Enhanced Cytotoxic Activity of Moringa oleifera–Loaded Pharmacosomes against Neuroblastoma

Abstract

Moringa oleifera is known for its diverse therapeutic properties, including anticancer effects attributed to its rich phytochemical profile, yet its poor solubility and stability limit its therapeutic translation. In this study, phospholipid-based pharmacosomal nanocarriers loaded with Moringa oleifera extract (MO) were developed and characterized to enhance its delivery and anticancer efficacy against neuroblastoma. Neuroblastoma is a common pediatric malignancy of neural crest origin with poor prognosis in high-risk cases, highlighting the need for safer and more effective therapeutic strategies. GC-MS analysis of the MO extract revealed diverse bioactive constituents with documented cytotoxic, pro-apoptotic, and antioxidant properties, including polyphenolic acids, flavonoid derivatives, nootkatone, uridine, and fatty acid derivatives. MO-loaded pharmacosomes (MO-PhS) formulated using lecithin and chitosan exhibited favorable physicochemical characteristics, including nanoscale size (41.07–190.12 nm), high entrapment efficiency (94.52 ± 2.79 %), spherical morphology (PDI 0.29 ± 0.04), strong negative surface charge (-58.73 ± 0.99 mV), and enhanced thermal stability.
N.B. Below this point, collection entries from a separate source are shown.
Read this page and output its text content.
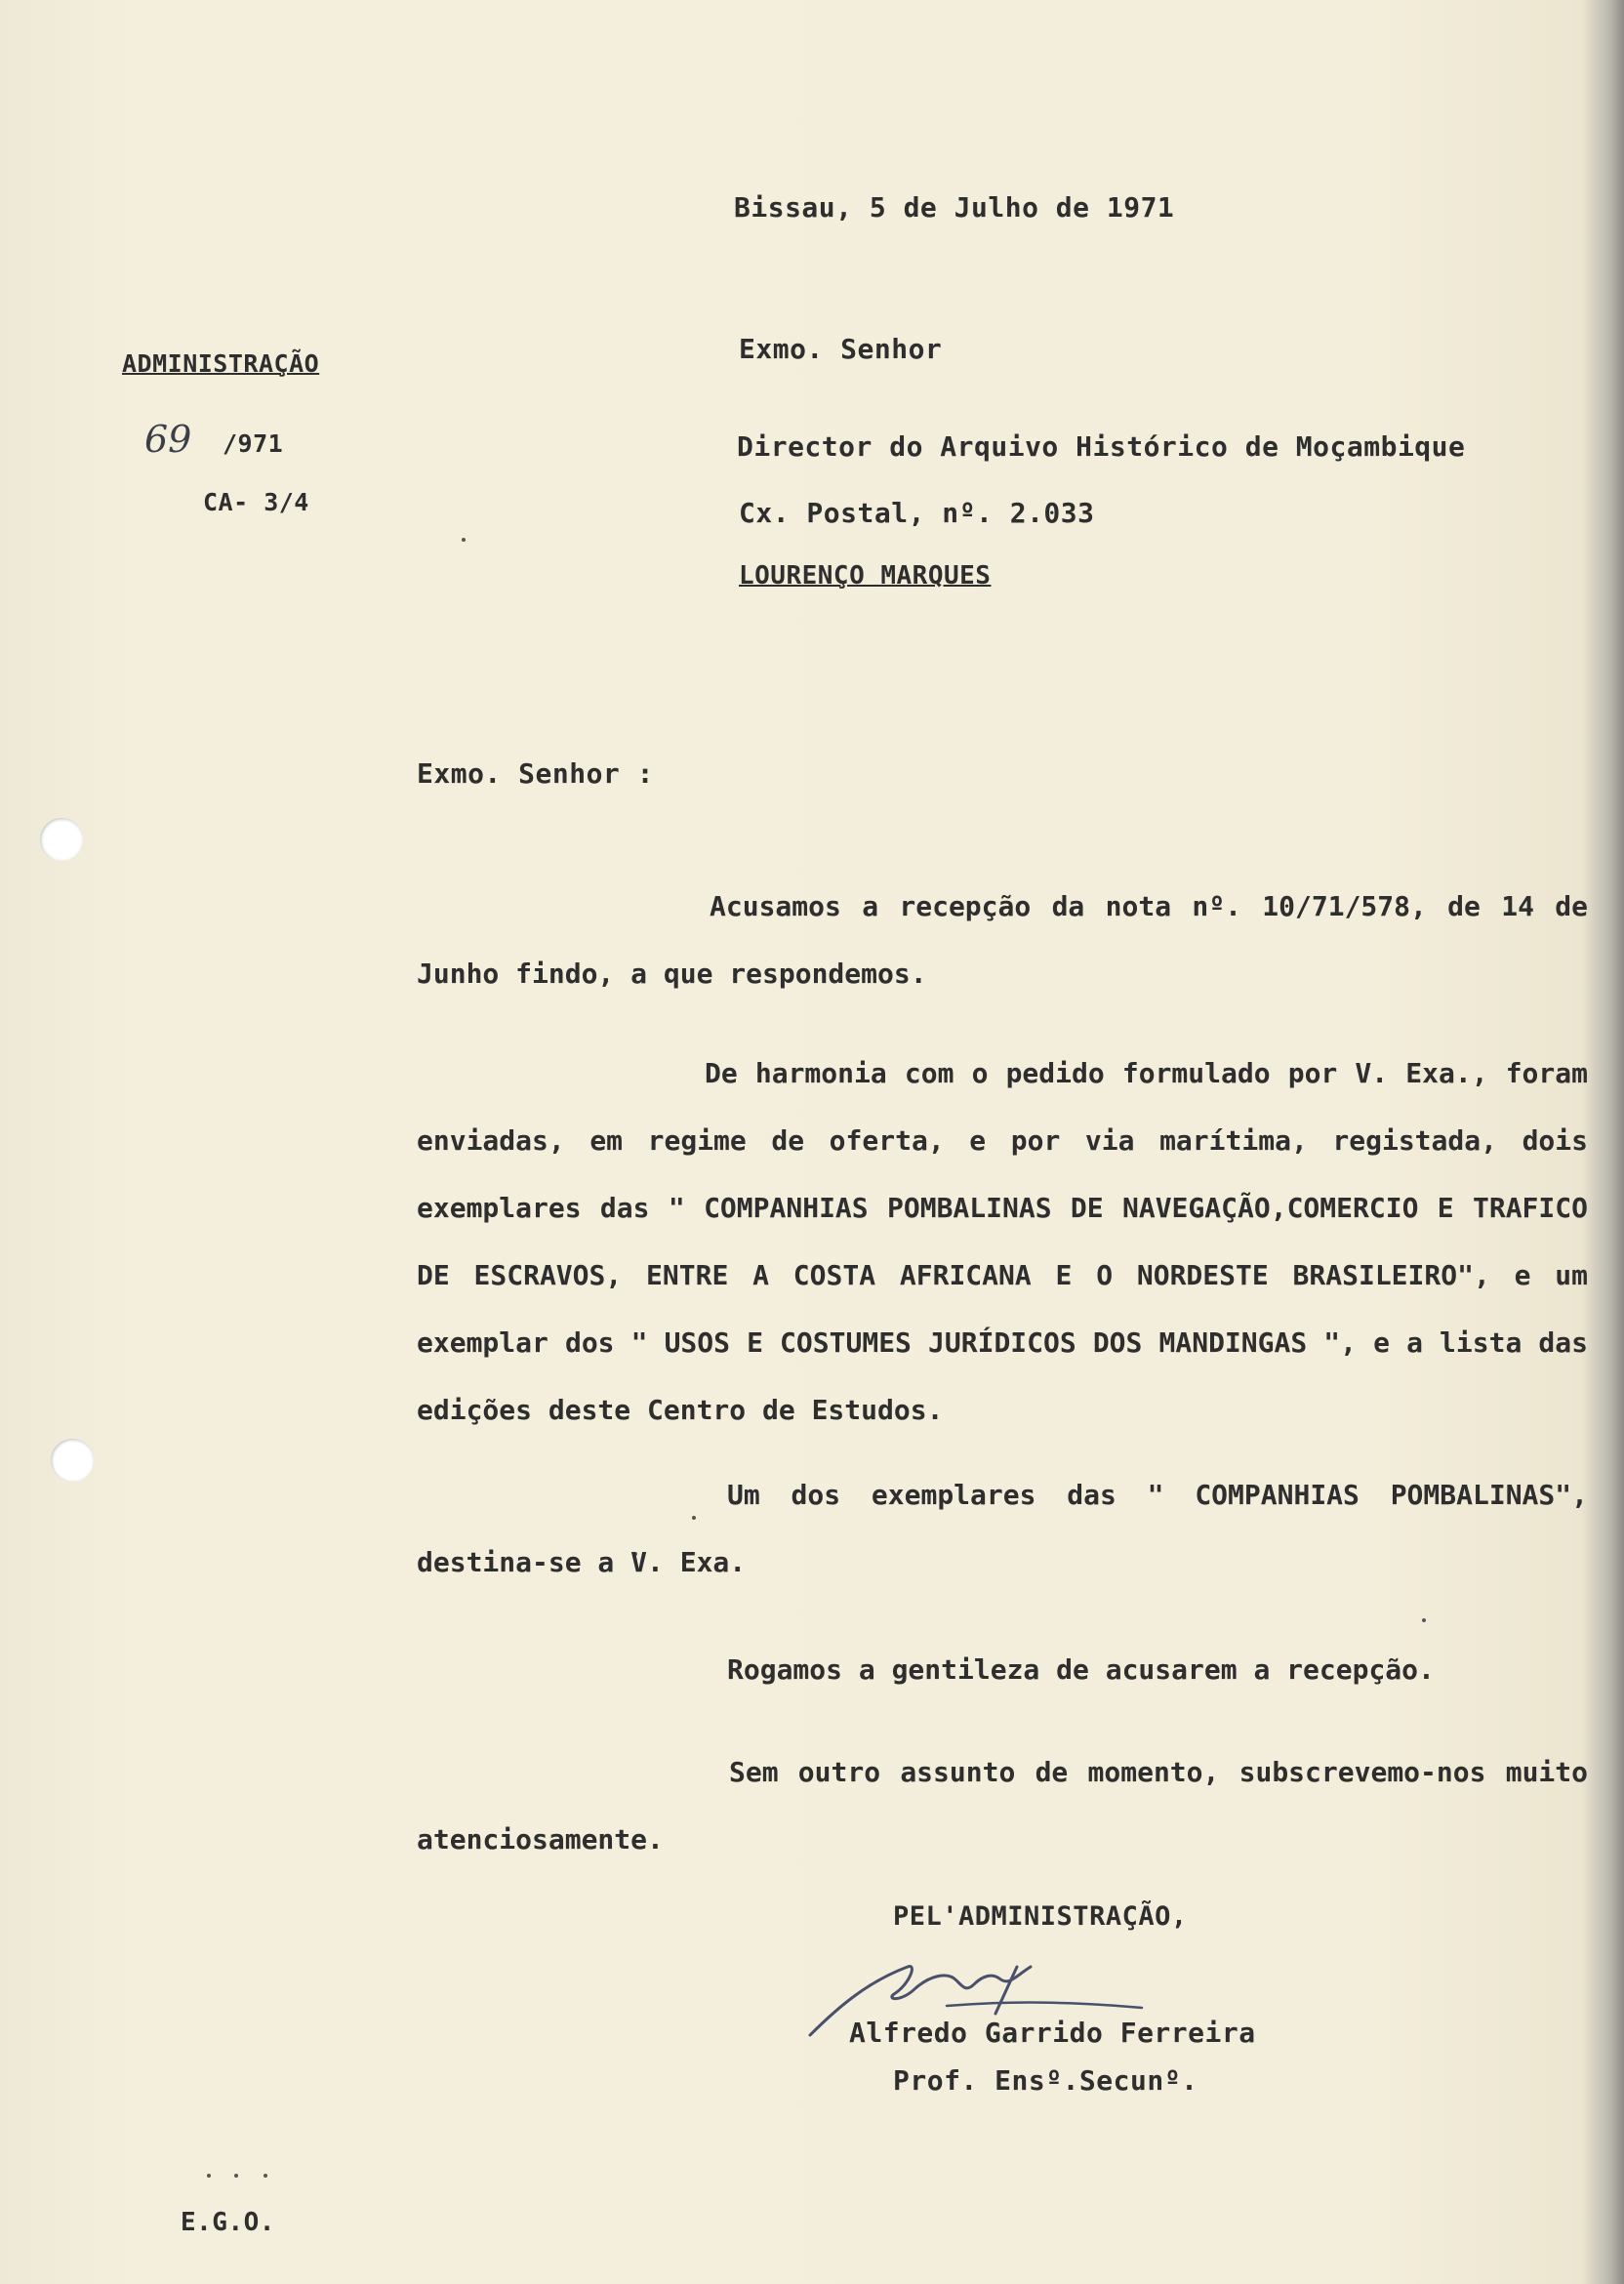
Bissau, 5 de Julho de 1971

ADMINISTRAÇÃO

69 /971

CA- 3/4

Exmo. Senhor

Director do Arquivo Histórico de Moçambique

Cx. Postal, nº. 2.033

LOURENÇO MARQUES

Exmo. Senhor :

Acusamos a recepção da nota nº. 10/71/578, de 14 de Junho findo, a que respondemos.

De harmonia com o pedido formulado por V. Exa., foram enviadas, em regime de oferta, e por via marítima, registada, dois exemplares das " COMPANHIAS POMBALINAS DE NAVEGAÇÃO,COMERCIO E TRAFICO DE ESCRAVOS, ENTRE A COSTA AFRICANA E O NORDESTE BRASILEIRO", e um exemplar dos " USOS E COSTUMES JURÍDICOS DOS MANDINGAS ", e a lista das edições deste Centro de Estudos.

Um dos exemplares das " COMPANHIAS POMBALINAS", destina-se a V. Exa.

Rogamos a gentileza de acusarem a recepção.

Sem outro assunto de momento, subscrevemo-nos muito atenciosamente.

PEL'ADMINISTRAÇÃO,

Alfredo Garrido Ferreira

Prof. Ensº.Secunº.

E.G.O.
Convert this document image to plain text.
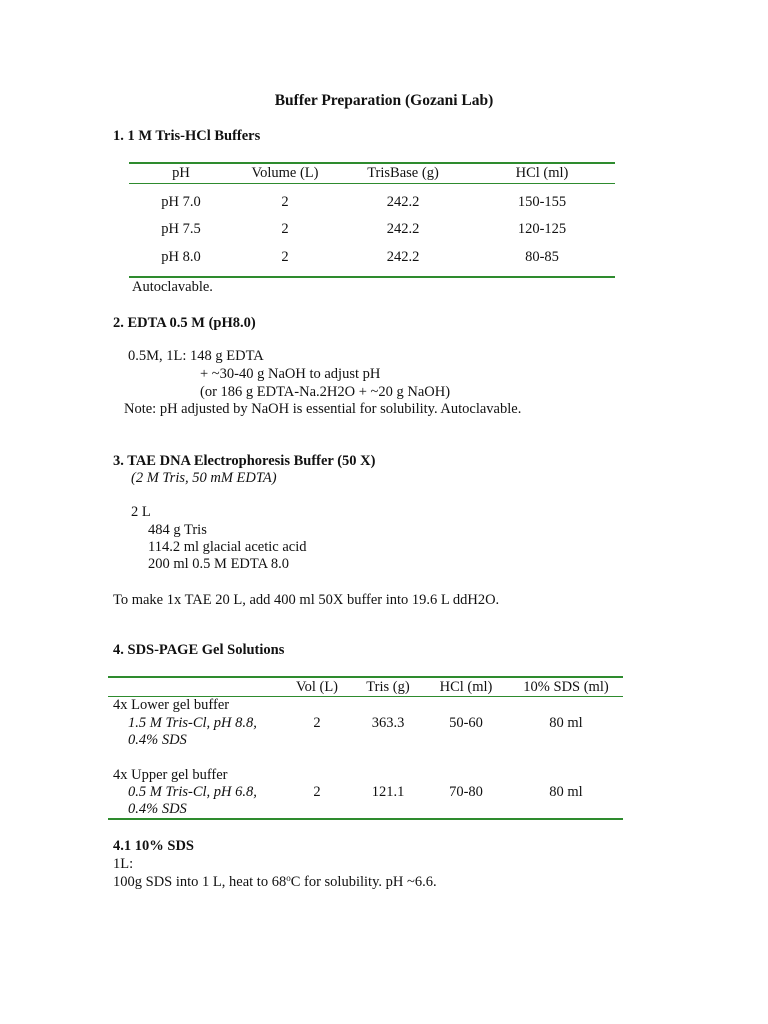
Buffer Preparation (Gozani Lab)
1. 1 M Tris-HCl Buffers
pH	Volume (L)	TrisBase (g)	HCl (ml)
pH 7.0	2	242.2	150-155
pH 7.5	2	242.2	120-125
pH 8.0	2	242.2	80-85
Autoclavable.
2. EDTA 0.5 M (pH8.0)
0.5M, 1L: 148 g EDTA
+ ~30-40 g NaOH to adjust pH
(or 186 g EDTA-Na.2H2O + ~20 g NaOH)
Note: pH adjusted by NaOH is essential for solubility. Autoclavable.
3. TAE DNA Electrophoresis Buffer (50 X)
(2 M Tris, 50 mM EDTA)
2 L
484 g Tris
114.2 ml glacial acetic acid
200 ml 0.5 M EDTA 8.0
To make 1x TAE 20 L, add 400 ml 50X buffer into 19.6 L ddH2O.
4. SDS-PAGE Gel Solutions
Vol (L) Tris (g) HCl (ml) 10% SDS (ml)
4x Lower gel buffer
1.5 M Tris-Cl, pH 8.8,
0.4% SDS
2	363.3	50-60	80 ml
4x Upper gel buffer
0.5 M Tris-Cl, pH 6.8,
0.4% SDS
2	121.1	70-80	80 ml
4.1 10% SDS
1L:
100g SDS into 1 L, heat to 68$^o$C for solubility. pH ~6.6.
In vitro cytotoxicity studies on SH-SY5Y neuroblastoma cells demonstrated a marked enhancement in anticancer activity for MO-PhS, achieving approximately a 10-fold reduction in IC₅₀ compared to free MO. Cell cycle analysis by flow cytometry revealed a pronounced redistribution of treated cells from G0/G1 into S and G2/M phases, indicating disruption of proliferative progression and replication stress, with pharmacosomal delivery of MO producing a more pronounced S-phase accumulation. Notably, these cell cycle perturbations were achieved at an approximately 10-fold lower concentration for MO-PhS compared to the free extract, underscoring the superior dose-efficiency of pharmacosomal delivery. Plain pharmacosomes exhibited minimal cytotoxicity against human normal fibroblasts (hFB), confirming carrier biocompatibility. These findings highlight MO-PhS as a promising nanoplatform for neuroblastoma therapy, offering enhanced cytotoxic efficacy, higher stability and antioxidant properties, excellent biocompatibility, warranting further preclinical investigation.